Will county get its share under state's new plan?

July 08, 2008

Say what you want about $4-a-gallon gasoline, but there's one thing that it has accomplished. It has vindicated the controversial rural rezoning plan passed in 2005.

The plan essentially limited the number of lots that could be developed, especially in agricultural areas, where the old rule was one house per acre.

If the Washington County Commissioners' vote hadn't reduced property values, then $4-a-gallon gasoline surely would have. Judging by the number of houses sitting unsold, being offered as rentals or going to auction, it already has.

The difference is that all the houses that might have been built in rural areas between then and now weren't built. That means lower costs for schools and infrastructure for the existing taxpayers, already experiencing pain at the gas pumps.


Since the rezoning vote, the State of Maryland also announced that because of the Chesapeake Bay Initiative, it was capping sewer plant capacity.

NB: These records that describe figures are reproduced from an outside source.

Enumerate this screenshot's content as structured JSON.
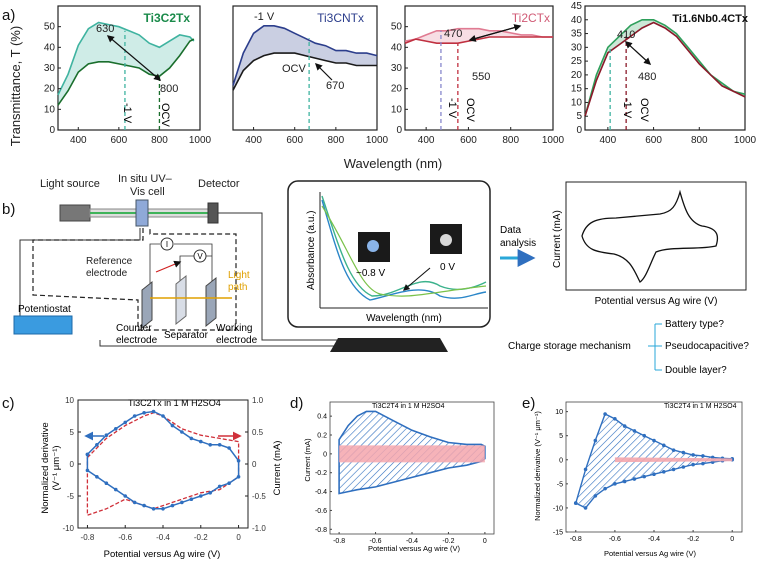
{
  "panel_a": {
    "letter": "a)",
    "ylabel": "Transmittance, T (%)",
    "xlabel": "Wavelength (nm)",
    "chart_data": [
      {
        "type": "line",
        "title": "Ti3C2Tx",
        "xlim": [
          300,
          1000
        ],
        "ylim": [
          0,
          60
        ],
        "yticks": [
          0,
          10,
          20,
          30,
          40,
          50
        ],
        "xticks": [
          400,
          600,
          800,
          1000
        ],
        "series": [
          {
            "name": "-1 V",
            "color": "#3fb3a0",
            "x": [
              300,
              350,
              400,
              450,
              500,
              550,
              600,
              650,
              700,
              750,
              800,
              850,
              900,
              950,
              970
            ],
            "y": [
              17,
              27,
              41,
              49,
              52,
              51,
              50,
              48,
              46,
              42,
              40,
              43,
              46,
              45,
              43
            ]
          },
          {
            "name": "OCV",
            "color": "#1a6e2c",
            "x": [
              300,
              350,
              400,
              450,
              500,
              550,
              600,
              650,
              700,
              750,
              800,
              850,
              900,
              950,
              970
            ],
            "y": [
              12,
              19,
              28,
              32,
              33,
              33,
              32,
              31,
              30,
              27,
              26,
              30,
              36,
              43,
              44
            ]
          }
        ],
        "annotations": [
          {
            "text": "630",
            "x": 630
          },
          {
            "text": "800",
            "x": 800
          },
          {
            "text": "-1 V",
            "x": 630
          },
          {
            "text": "OCV",
            "x": 800
          }
        ]
      },
      {
        "type": "line",
        "title": "Ti3CNTx",
        "xlim": [
          300,
          1000
        ],
        "ylim": [
          0,
          50
        ],
        "yticks": [],
        "xticks": [
          400,
          600,
          800,
          1000
        ],
        "series": [
          {
            "name": "-1 V",
            "color": "#2c3e8c",
            "x": [
              300,
              350,
              400,
              450,
              500,
              550,
              600,
              650,
              700,
              750,
              800,
              850,
              900,
              950,
              1000
            ],
            "y": [
              18,
              31,
              39,
              42,
              42,
              41,
              39,
              37,
              35,
              34,
              32,
              32,
              31,
              31,
              30
            ]
          },
          {
            "name": "OCV",
            "color": "#1a1a1a",
            "x": [
              300,
              350,
              400,
              450,
              500,
              550,
              600,
              650,
              700,
              750,
              800,
              850,
              900,
              950,
              1000
            ],
            "y": [
              16,
              24,
              28,
              30,
              31,
              31,
              31,
              30,
              29,
              28,
              27,
              27,
              26,
              26,
              26
            ]
          }
        ],
        "annotations": [
          {
            "text": "-1 V"
          },
          {
            "text": "OCV"
          },
          {
            "text": "670",
            "x": 670
          }
        ]
      },
      {
        "type": "line",
        "title": "Ti2CTx",
        "xlim": [
          300,
          1000
        ],
        "ylim": [
          0,
          60
        ],
        "yticks": [
          0,
          10,
          20,
          30,
          40,
          50
        ],
        "xticks": [
          400,
          600,
          800,
          1000
        ],
        "series": [
          {
            "name": "-1 V",
            "color": "#e07b92",
            "x": [
              300,
              350,
              400,
              450,
              500,
              550,
              600,
              650,
              700,
              750,
              800,
              850,
              900,
              950,
              1000
            ],
            "y": [
              43,
              44,
              46,
              48,
              48,
              49,
              49,
              49,
              48,
              48,
              47,
              46,
              46,
              45,
              45
            ]
          },
          {
            "name": "OCV",
            "color": "#c03040",
            "x": [
              300,
              350,
              400,
              450,
              500,
              550,
              600,
              650,
              700,
              750,
              800,
              850,
              900,
              950,
              1000
            ],
            "y": [
              42,
              44,
              43,
              42,
              42,
              42,
              43,
              44,
              45,
              45,
              45,
              45,
              45,
              45,
              45
            ]
          }
        ],
        "annotations": [
          {
            "text": "470",
            "x": 470
          },
          {
            "text": "550",
            "x": 550
          },
          {
            "text": "-1 V",
            "x": 470
          },
          {
            "text": "OCV",
            "x": 550
          }
        ]
      },
      {
        "type": "line",
        "title": "Ti1.6Nb0.4CTx",
        "xlim": [
          300,
          1000
        ],
        "ylim": [
          0,
          45
        ],
        "yticks": [
          0,
          5,
          10,
          15,
          20,
          25,
          30,
          35,
          40,
          45
        ],
        "xticks": [
          400,
          600,
          800,
          1000
        ],
        "series": [
          {
            "name": "-1 V",
            "color": "#2e9f5b",
            "x": [
              300,
              350,
              400,
              450,
              500,
              550,
              600,
              650,
              700,
              750,
              800,
              850,
              900,
              950,
              1000
            ],
            "y": [
              5,
              20,
              30,
              34,
              38,
              40,
              40,
              38,
              35,
              30,
              25,
              20,
              17,
              14,
              13
            ]
          },
          {
            "name": "OCV",
            "color": "#8b1a2a",
            "x": [
              300,
              350,
              400,
              450,
              500,
              550,
              600,
              650,
              700,
              750,
              800,
              850,
              900,
              950,
              1000
            ],
            "y": [
              5,
              18,
              28,
              31,
              34,
              37,
              39,
              37,
              34,
              29,
              24,
              20,
              16,
              14,
              12
            ]
          }
        ],
        "annotations": [
          {
            "text": "410",
            "x": 410
          },
          {
            "text": "480",
            "x": 480
          },
          {
            "text": "-1 V",
            "x": 410
          },
          {
            "text": "OCV",
            "x": 480
          }
        ]
      }
    ]
  },
  "panel_b": {
    "letter": "b)",
    "light_source": "Light source",
    "cell": [
      "In situ UV–",
      "Vis cell"
    ],
    "detector": "Detector",
    "reference": [
      "Reference",
      "electrode"
    ],
    "light_path": [
      "Light",
      "path"
    ],
    "potentiostat": "Potentiostat",
    "counter": [
      "Counter",
      "electrode"
    ],
    "separator": "Separator",
    "working": [
      "Working",
      "electrode"
    ],
    "meter_i": "I",
    "meter_v": "V",
    "absorbance": "Absorbance (a.u.)",
    "wavelength": "Wavelength (nm)",
    "neg_label": "−0.8 V",
    "zero_label": "0 V",
    "data_analysis": [
      "Data",
      "analysis"
    ],
    "current": "Current (mA)",
    "potential": "Potential versus Ag wire (V)",
    "mechanism": "Charge storage mechanism",
    "options": [
      "Battery type?",
      "Pseudocapacitive?",
      "Double layer?"
    ]
  },
  "panel_c": {
    "letter": "c)",
    "title": "Ti3C2Tx in 1 M H2SO4",
    "ylabel_left": [
      "Normalized derivative",
      "(V⁻¹ μm⁻¹)"
    ],
    "ylabel_right": "Current (mA)",
    "xlabel": "Potential versus Ag wire (V)",
    "chart_data": {
      "type": "line",
      "xlim": [
        -0.85,
        0.05
      ],
      "ylim": [
        -10,
        10
      ],
      "y2lim": [
        -1.0,
        1.0
      ],
      "xticks": [
        "-0.8",
        "-0.6",
        "-0.4",
        "-0.2",
        "0"
      ],
      "yticks": [
        "10",
        "5",
        "0",
        "-5",
        "-10"
      ],
      "y2ticks": [
        "1.0",
        "0.5",
        "0",
        "-0.5",
        "-1.0"
      ],
      "series": [
        {
          "name": "Normalized derivative",
          "color": "#2f6fbf",
          "marker": "circle",
          "x": [
            -0.8,
            -0.75,
            -0.7,
            -0.65,
            -0.6,
            -0.55,
            -0.5,
            -0.45,
            -0.4,
            -0.35,
            -0.3,
            -0.25,
            -0.2,
            -0.15,
            -0.1,
            -0.05,
            0,
            0,
            -0.05,
            -0.1,
            -0.15,
            -0.2,
            -0.25,
            -0.3,
            -0.35,
            -0.4,
            -0.45,
            -0.5,
            -0.55,
            -0.6,
            -0.65,
            -0.7,
            -0.75,
            -0.8,
            -0.8
          ],
          "y": [
            1.5,
            3,
            4.5,
            5.5,
            6.5,
            7.5,
            8,
            8.2,
            7.5,
            6,
            5,
            4,
            3.5,
            3,
            3,
            2.5,
            0.5,
            -2,
            -3,
            -3.5,
            -4.5,
            -5,
            -5.5,
            -6,
            -6.5,
            -7,
            -7,
            -6.5,
            -6,
            -5,
            -4,
            -3,
            -2,
            -1,
            1.5
          ]
        },
        {
          "name": "Current",
          "color": "#d0303a",
          "dash": true,
          "axis": "right",
          "x": [
            -0.8,
            -0.7,
            -0.6,
            -0.5,
            -0.45,
            -0.4,
            -0.3,
            -0.2,
            -0.1,
            0,
            0,
            -0.1,
            -0.2,
            -0.3,
            -0.4,
            -0.45,
            -0.5,
            -0.6,
            -0.7,
            -0.8,
            -0.8
          ],
          "y": [
            0.1,
            0.4,
            0.6,
            0.75,
            0.8,
            0.75,
            0.55,
            0.45,
            0.4,
            0.35,
            -0.2,
            -0.4,
            -0.45,
            -0.55,
            -0.65,
            -0.7,
            -0.65,
            -0.55,
            -0.7,
            -0.8,
            0.1
          ]
        }
      ],
      "arrows": [
        {
          "side": "left",
          "color": "#2f6fbf"
        },
        {
          "side": "right",
          "color": "#d0303a"
        }
      ]
    }
  },
  "panel_d": {
    "letter": "d)",
    "title": "Ti3C2T4 in 1 M H2SO4",
    "ylabel": "Current (mA)",
    "xlabel": "Potential versus Ag wire (V)",
    "chart_data": {
      "type": "area",
      "xlim": [
        -0.85,
        0.05
      ],
      "ylim": [
        -0.85,
        0.55
      ],
      "xticks": [
        "-0.8",
        "-0.6",
        "-0.4",
        "-0.2",
        "0"
      ],
      "yticks": [
        "0.4",
        "0.2",
        "0",
        "-0.2",
        "-0.4",
        "-0.6",
        "-0.8"
      ],
      "series": [
        {
          "name": "CV",
          "color": "#2f6fbf",
          "hatch": true,
          "x": [
            -0.8,
            -0.75,
            -0.7,
            -0.65,
            -0.6,
            -0.5,
            -0.4,
            -0.3,
            -0.2,
            -0.1,
            -0.02,
            0,
            0,
            -0.02,
            -0.1,
            -0.2,
            -0.3,
            -0.4,
            -0.5,
            -0.6,
            -0.7,
            -0.75,
            -0.8,
            -0.8
          ],
          "y": [
            0.15,
            0.3,
            0.4,
            0.45,
            0.45,
            0.35,
            0.25,
            0.18,
            0.12,
            0.1,
            0.1,
            0.08,
            -0.05,
            -0.08,
            -0.12,
            -0.15,
            -0.2,
            -0.25,
            -0.3,
            -0.35,
            -0.38,
            -0.4,
            -0.42,
            0.15
          ]
        },
        {
          "name": "Double layer",
          "color": "#f4a6ad",
          "x": [
            -0.8,
            0
          ],
          "y_top": [
            0.09,
            0.09
          ],
          "y_bottom": [
            -0.09,
            -0.09
          ]
        }
      ]
    }
  },
  "panel_e": {
    "letter": "e)",
    "title": "Ti3C2T4 in 1 M H2SO4",
    "ylabel": "Normalized derivative (V⁻¹ μm⁻¹)",
    "xlabel": "Potential versus Ag wire (V)",
    "chart_data": {
      "type": "area",
      "xlim": [
        -0.85,
        0.05
      ],
      "ylim": [
        -15,
        12
      ],
      "xticks": [
        "-0.8",
        "-0.6",
        "-0.4",
        "-0.2",
        "0"
      ],
      "yticks": [
        "10",
        "5",
        "0",
        "-5",
        "-10",
        "-15"
      ],
      "series": [
        {
          "name": "Normalized derivative",
          "color": "#2f6fbf",
          "marker": "circle",
          "hatch": true,
          "x": [
            -0.8,
            -0.75,
            -0.7,
            -0.65,
            -0.6,
            -0.55,
            -0.5,
            -0.45,
            -0.4,
            -0.35,
            -0.3,
            -0.25,
            -0.2,
            -0.15,
            -0.1,
            -0.05,
            0,
            0,
            -0.05,
            -0.1,
            -0.15,
            -0.2,
            -0.25,
            -0.3,
            -0.35,
            -0.4,
            -0.45,
            -0.5,
            -0.55,
            -0.6,
            -0.65,
            -0.7,
            -0.75,
            -0.8
          ],
          "y": [
            -9,
            -2,
            4,
            9.5,
            8.5,
            7,
            6,
            5,
            4,
            3,
            2,
            1.5,
            1,
            0.8,
            0.5,
            0.3,
            0.2,
            0,
            -0.2,
            -0.5,
            -0.8,
            -1,
            -1.5,
            -2,
            -2.5,
            -3,
            -3.5,
            -4,
            -4.5,
            -5,
            -6,
            -7.5,
            -10,
            -9
          ]
        },
        {
          "name": "Double layer",
          "color": "#f4a6ad",
          "x": [
            -0.6,
            0
          ],
          "y_top": [
            0.5,
            0.3
          ],
          "y_bottom": [
            -0.5,
            -0.3
          ]
        }
      ]
    }
  }
}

No more enlarging the plant when the capacity runs out. Instead, local governments can only increase capacity by improving the treatment process, so the updated plant doesn't produce any more "nutrients" than it did previously.

(Nutrients are a byproduct of the treatment process. They feed algae that cloud the bay's water and inhibit the growth of underwater grasses that allow young fish to hide.)

And here's the kicker: Officials say plants are so efficient now that until there is a technological breakthrough, not much can be done.

Except, of course, to impose more controls. On Saturday, The Washington Post reported that Maryland Gov. Martin O'Malley's administration has been quietly developing a new statewide land-use plan.

The story quoted Richard Eberhart Hall, the state's planning chief, as saying that although the state has mapped out so-called "smart-growth" areas, growth hasn't always gone to those places.

Hall said the state's proposal is not to dictate what local development will be, but to establish guidelines to direct growth to where the services are.

And if the guidelines don't produce the desired results? Incentives could work, but it's more likely that state funding will be withheld from those areas that don't go along with the plan.

For an area such as Washington County, which needs millions of dollars worth of infrastructure upgrades, it was difficult to get state cash even when the economy was rolling along.

There is a task force that is developing the plan, but the list on the Maryland Department of Planning Web site doesn't include any Washington County members.

It would be an unpleasant surprise indeed if the majority of the smart-growth incentives went elsewhere because Washington County didn't speak loudly enough in asking for its fair share.

Bob Maginnis is editorial page editor of The Herald-Mail newspapers.